Pumpkin Festival Connects Residents


(Missouri)

Pumpkinfest Mountain

Pumpkinfest Mountain

Reviewed: June 4, 2024


Website Visitor Writes: In 2021 the Pony Express Museum in St. Joseph, Missouri, was able to resume its annual Pumpkinfest. Although it is sponsored by the museum in this city where the Pony Express began its route to California, the event is more of a city-wide carnival. We also invite crafts people to have tents to sell their wares, there is a petting zoo for the kids, and we have plenty of food booths and carnival rides.

We also have some of those old-fashioned carnival booths where people can win a prize for their prowess in shooting plastic ducks on a plastic pond or something. This year we had not one but two funnel cake booths, making sure that everyone had the opportunity to overload on fried foods and sugar.

There are a few tents for musical performance. We used a high school band, for instance, and not necessarily expensive performers. Combined with the noise of the carnival rides, the shrieks of the kids, and the excited conversation among adults who had been stuck at home for too long, it was a loud but very pleasant sound track.

A city park adjoins the museum yard, so we actually had several city blocks to spread out in this year.

We also throw in some fairly random performers, such as the guy using a whip to cut off shorter and shorter pieces of paper.

This event occurs over a three-day weekend in October. The highlight of our festival is the Pumpkinfest Mountain. Community members carve a large number of pumpkins into jack-o-lanterns during the week, and they are displayed on boards, with the longest board at the bottom of the pyramid and forming the base of the mountain. At night the pumpkins are lit. This year some of the pumpkins already were starting to look a bit shriveled up by the weekend, but most years that is not a problem at all.

A second thing that others might want to know about is our costume parade and contest. This daytime event further involves the children, and therefore brings moms, dads, grandparents, and aunts and uncles to the festival.

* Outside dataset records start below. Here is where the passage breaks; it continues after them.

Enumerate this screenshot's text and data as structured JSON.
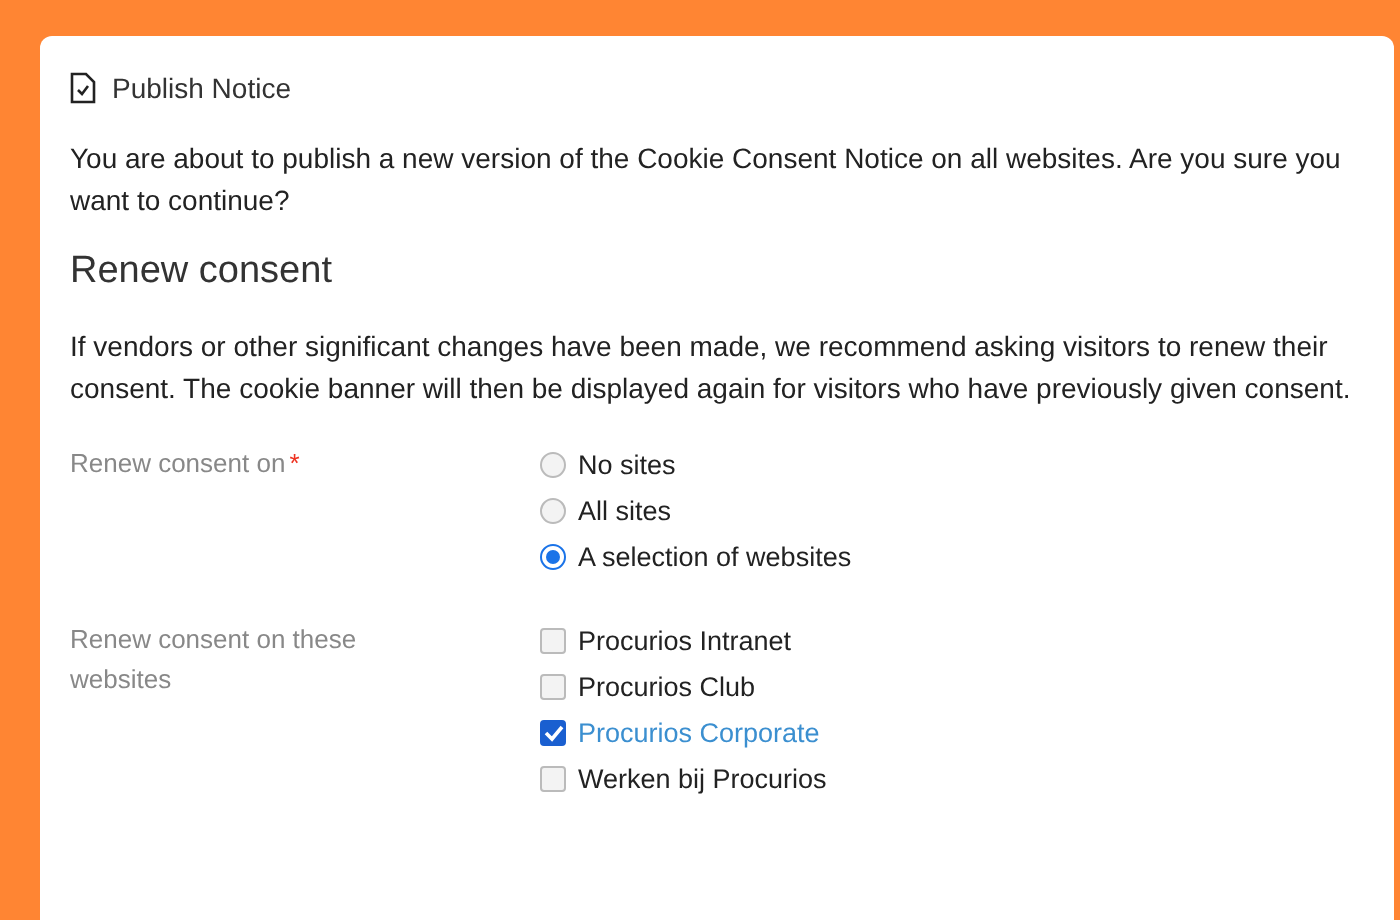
{
  "dialog": {
    "title": "Publish Notice"
  },
  "intro": "You are about to publish a new version of the Cookie Consent Notice on all websites. Are you sure you want to continue?",
  "section": {
    "heading": "Renew consent",
    "description": "If vendors or other significant changes have been made, we recommend asking visitors to renew their consent. The cookie banner will then be displayed again for visitors who have previously given consent."
  },
  "renew_on": {
    "label": "Renew consent on",
    "required_mark": "*",
    "options": [
      {
        "label": "No sites",
        "selected": false
      },
      {
        "label": "All sites",
        "selected": false
      },
      {
        "label": "A selection of websites",
        "selected": true
      }
    ]
  },
  "websites": {
    "label": "Renew consent on these websites",
    "items": [
      {
        "label": "Procurios Intranet",
        "checked": false
      },
      {
        "label": "Procurios Club",
        "checked": false
      },
      {
        "label": "Procurios Corporate",
        "checked": true
      },
      {
        "label": "Werken bij Procurios",
        "checked": false
      }
    ]
  }
}
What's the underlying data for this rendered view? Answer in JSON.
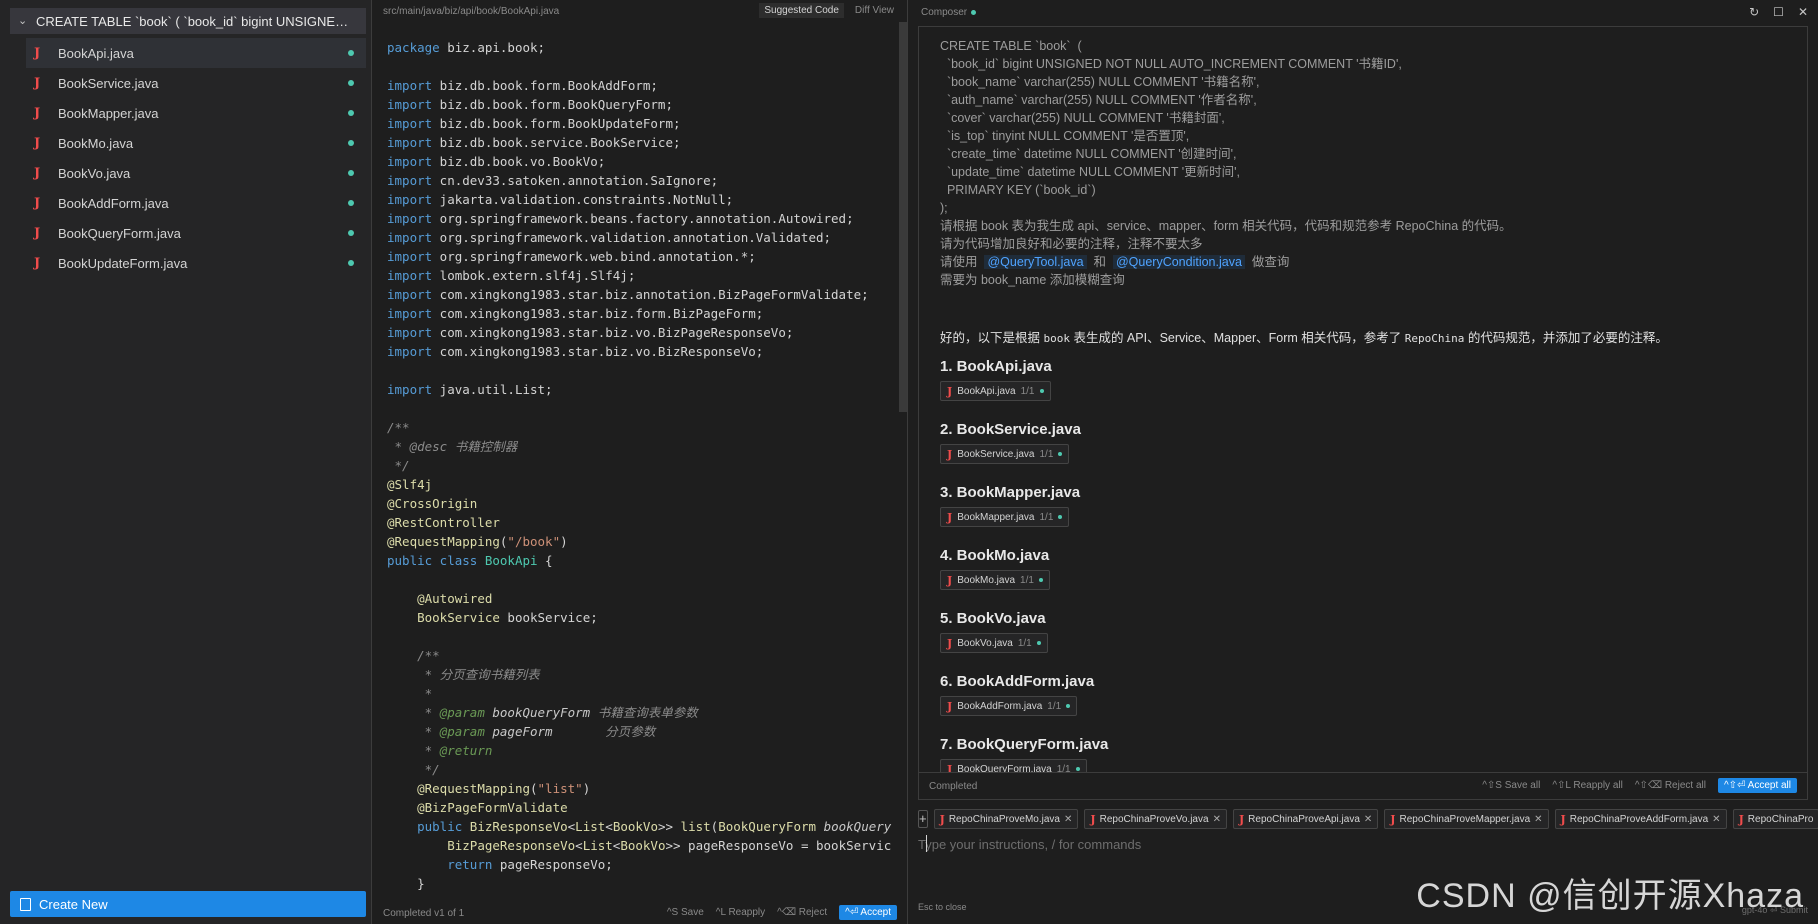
{
  "sidebar": {
    "group_title": "CREATE TABLE `book` ( `book_id` bigint UNSIGNED ...",
    "files": [
      {
        "name": "BookApi.java"
      },
      {
        "name": "BookService.java"
      },
      {
        "name": "BookMapper.java"
      },
      {
        "name": "BookMo.java"
      },
      {
        "name": "BookVo.java"
      },
      {
        "name": "BookAddForm.java"
      },
      {
        "name": "BookQueryForm.java"
      },
      {
        "name": "BookUpdateForm.java"
      }
    ],
    "create_new": "Create New"
  },
  "editor": {
    "path": "src/main/java/biz/api/book/BookApi.java",
    "tab_suggested": "Suggested Code",
    "tab_diff": "Diff View",
    "status": "Completed v1 of 1",
    "actions": {
      "save": "^S Save",
      "reapply": "^L Reapply",
      "reject": "^⌫ Reject",
      "accept": "^⏎ Accept"
    }
  },
  "composer": {
    "title": "Composer",
    "user_message": "CREATE TABLE `book`  (\n  `book_id` bigint UNSIGNED NOT NULL AUTO_INCREMENT COMMENT '书籍ID',\n  `book_name` varchar(255) NULL COMMENT '书籍名称',\n  `auth_name` varchar(255) NULL COMMENT '作者名称',\n  `cover` varchar(255) NULL COMMENT '书籍封面',\n  `is_top` tinyint NULL COMMENT '是否置顶',\n  `create_time` datetime NULL COMMENT '创建时间',\n  `update_time` datetime NULL COMMENT '更新时间',\n  PRIMARY KEY (`book_id`)\n);\n请根据 book 表为我生成 api、service、mapper、form 相关代码，代码和规范参考 RepoChina 的代码。\n请为代码增加良好和必要的注释，注释不要太多",
    "use_prefix": "请使用",
    "mention1": "@QueryTool.java",
    "and": "和",
    "mention2": "@QueryCondition.java",
    "do_query": "做查询",
    "fuzzy": "需要为 book_name 添加模糊查询",
    "ai_reply": {
      "p1": "好的，以下是根据 ",
      "code1": "book",
      "p2": " 表生成的 API、Service、Mapper、Form 相关代码，参考了 ",
      "code2": "RepoChina",
      "p3": " 的代码规范，并添加了必要的注释。"
    },
    "sections": [
      {
        "heading": "1. BookApi.java",
        "chip": "BookApi.java",
        "count": "1/1"
      },
      {
        "heading": "2. BookService.java",
        "chip": "BookService.java",
        "count": "1/1"
      },
      {
        "heading": "3. BookMapper.java",
        "chip": "BookMapper.java",
        "count": "1/1"
      },
      {
        "heading": "4. BookMo.java",
        "chip": "BookMo.java",
        "count": "1/1"
      },
      {
        "heading": "5. BookVo.java",
        "chip": "BookVo.java",
        "count": "1/1"
      },
      {
        "heading": "6. BookAddForm.java",
        "chip": "BookAddForm.java",
        "count": "1/1"
      },
      {
        "heading": "7. BookQueryForm.java",
        "chip": "BookQueryForm.java",
        "count": "1/1"
      }
    ],
    "status": "Completed",
    "actions": {
      "save_all": "^⇧S Save all",
      "reapply_all": "^⇧L Reapply all",
      "reject_all": "^⇧⌫ Reject all",
      "accept_all": "^⇧⏎ Accept all"
    },
    "context_files": [
      "RepoChinaProveMo.java",
      "RepoChinaProveVo.java",
      "RepoChinaProveApi.java",
      "RepoChinaProveMapper.java",
      "RepoChinaProveAddForm.java",
      "RepoChinaPro"
    ],
    "input_placeholder": "Type your instructions, / for commands",
    "esc_hint": "Esc to close",
    "model_hint": "gpt-4o  ⏎ Submit",
    "watermark": "CSDN @信创开源Xhaza"
  }
}
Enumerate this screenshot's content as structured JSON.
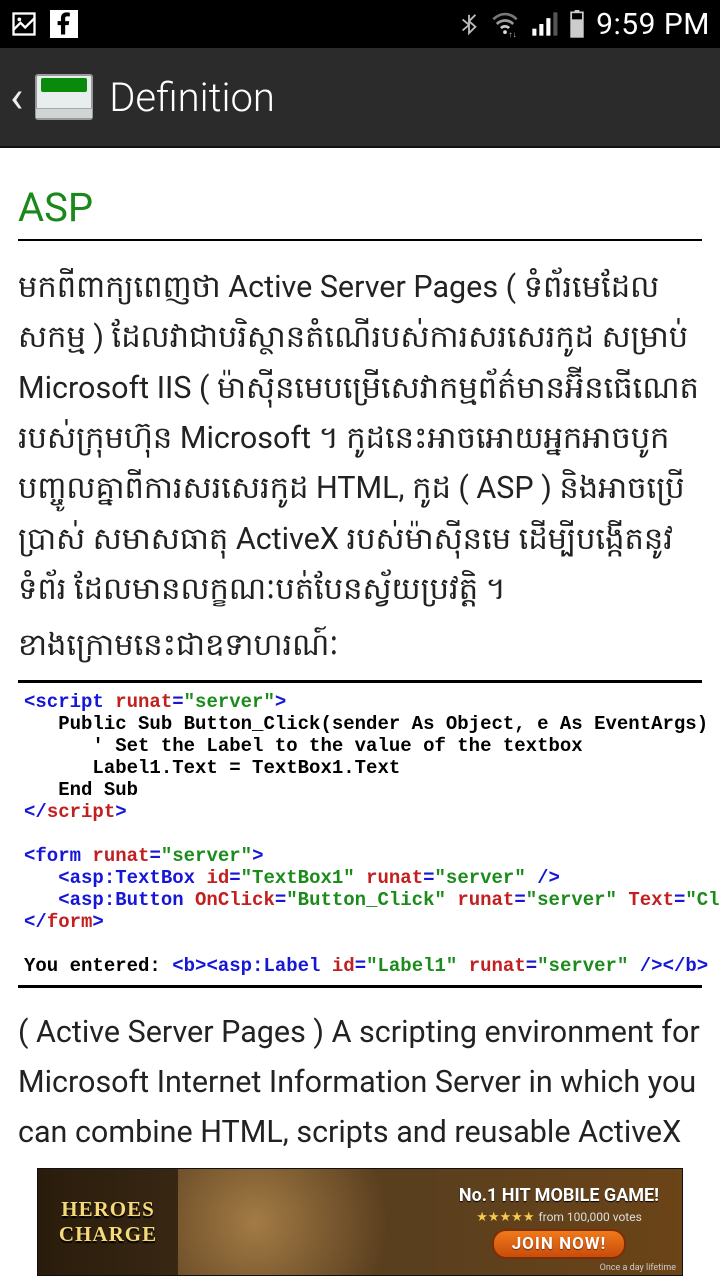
{
  "status": {
    "time": "9:59 PM"
  },
  "appbar": {
    "title": "Definition"
  },
  "article": {
    "term": "ASP",
    "khmer_body": "មកពីពាក្យពេញថា Active Server Pages ( ទំព័រមេដែលសកម្ម ) ដែលវាជាបរិស្ថានតំណើរបស់ការសរសេរកូដ សម្រាប់ Microsoft IIS ( ម៉ាស៊ីនមេបម្រើសេវាកម្មព័ត៌មានអ៊ីនធើណេត របស់ក្រុមហ៊ុន Microsoft ។ កូដនេះអាចអោយអ្នកអាចបូកបញ្ចូលគ្នាពីការសរសេរកូដ HTML, កូដ ( ASP ) និងអាចប្រើប្រាស់ សមាសធាតុ ActiveX របស់ម៉ាស៊ីនមេ ដើម្បីបង្កើតនូវទំព័រ ដែលមានលក្ខណៈបត់បែនស្វ័យប្រវត្តិ ។",
    "khmer_example_intro": "ខាងក្រោមនេះជាឧទាហរណ៍ៈ",
    "english_body": "( Active Server Pages ) A scripting environment for Microsoft Internet Information Server in which you can combine HTML, scripts and reusable ActiveX server"
  },
  "code": {
    "l1a": "<script ",
    "l1b": "runat",
    "l1c": "=",
    "l1d": "\"server\"",
    "l1e": ">",
    "l2": "   Public Sub Button_Click(sender As Object, e As EventArgs)",
    "l3": "      ' Set the Label to the value of the textbox",
    "l4": "      Label1.Text = TextBox1.Text",
    "l5": "   End Sub",
    "l6a": "</",
    "l6b": "script",
    "l6c": ">",
    "l7a": "<form ",
    "l7b": "runat",
    "l7c": "=",
    "l7d": "\"server\"",
    "l7e": ">",
    "l8a": "   <asp:TextBox ",
    "l8b": "id",
    "l8c": "=",
    "l8d": "\"TextBox1\"",
    "l8e": " ",
    "l8f": "runat",
    "l8g": "=",
    "l8h": "\"server\"",
    "l8i": " />",
    "l9a": "   <asp:Button ",
    "l9b": "OnClick",
    "l9c": "=",
    "l9d": "\"Button_Click\"",
    "l9e": " ",
    "l9f": "runat",
    "l9g": "=",
    "l9h": "\"server\"",
    "l9i": " ",
    "l9j": "Text",
    "l9k": "=",
    "l9l": "\"Click Me!\"",
    "l9m": "/>",
    "l10a": "</",
    "l10b": "form",
    "l10c": ">",
    "l11a": "You entered: ",
    "l11b": "<b><asp:Label ",
    "l11c": "id",
    "l11d": "=",
    "l11e": "\"Label1\"",
    "l11f": " ",
    "l11g": "runat",
    "l11h": "=",
    "l11i": "\"server\"",
    "l11j": " /></b>"
  },
  "ad": {
    "logo_l1": "HEROES",
    "logo_l2": "CHARGE",
    "tagline": "No.1 HIT MOBILE GAME!",
    "stars": "★★★★★",
    "sub": "from 100,000 votes",
    "cta": "JOIN NOW!",
    "disclaim": "Once a day lifetime"
  }
}
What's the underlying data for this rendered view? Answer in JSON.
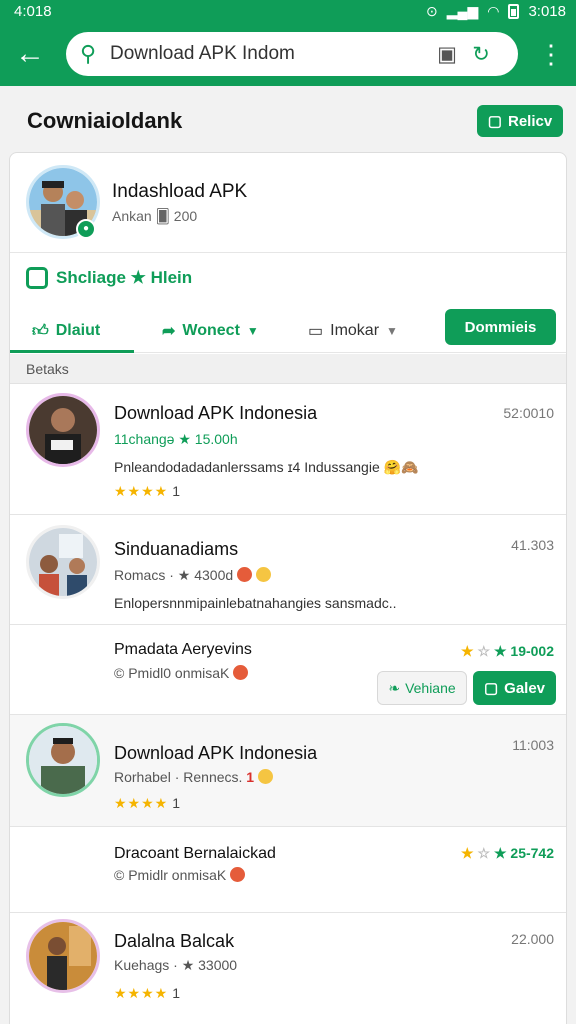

This is a good project all around. I think the museum makes some money or at least has a chance to do so, people from the surrounding rural communities come into St. Joseph and maybe visit one of our restaurants after they realize that funnel cakes and cotton candy don't really satisfy hunger, and everyone is able to relax and have a good time, especially with the children. Teens want to come see one another, and it gives them something to do, with carnival rides satisfying that sense of adventure and danger.

But one thing I really notice is that this brings community people into the older part of the city that many folks seem to avoid now. This encourages awareness of the needs there and maybe an appreciation of the history of our city. There is not really a parking lot for this event, so parking on the street requires people to walk a few blocks and in the process to see what is happening to this part of town.

A really big positive benefit is that it seems to connect residents from all walks of life and all social groups. We have a sizeable Hispanic population and some Black residents who get to interact with the rest of the population and not just their own group. It's so good to see different types of people interacting and all having fun together while celebrating fall in Missouri.

This year the festival was far too early for much fall color, but we sure had a good time as we were able to resume our festival after a year off due to the pandemic. The best part is seeing everyone in the community pulling together.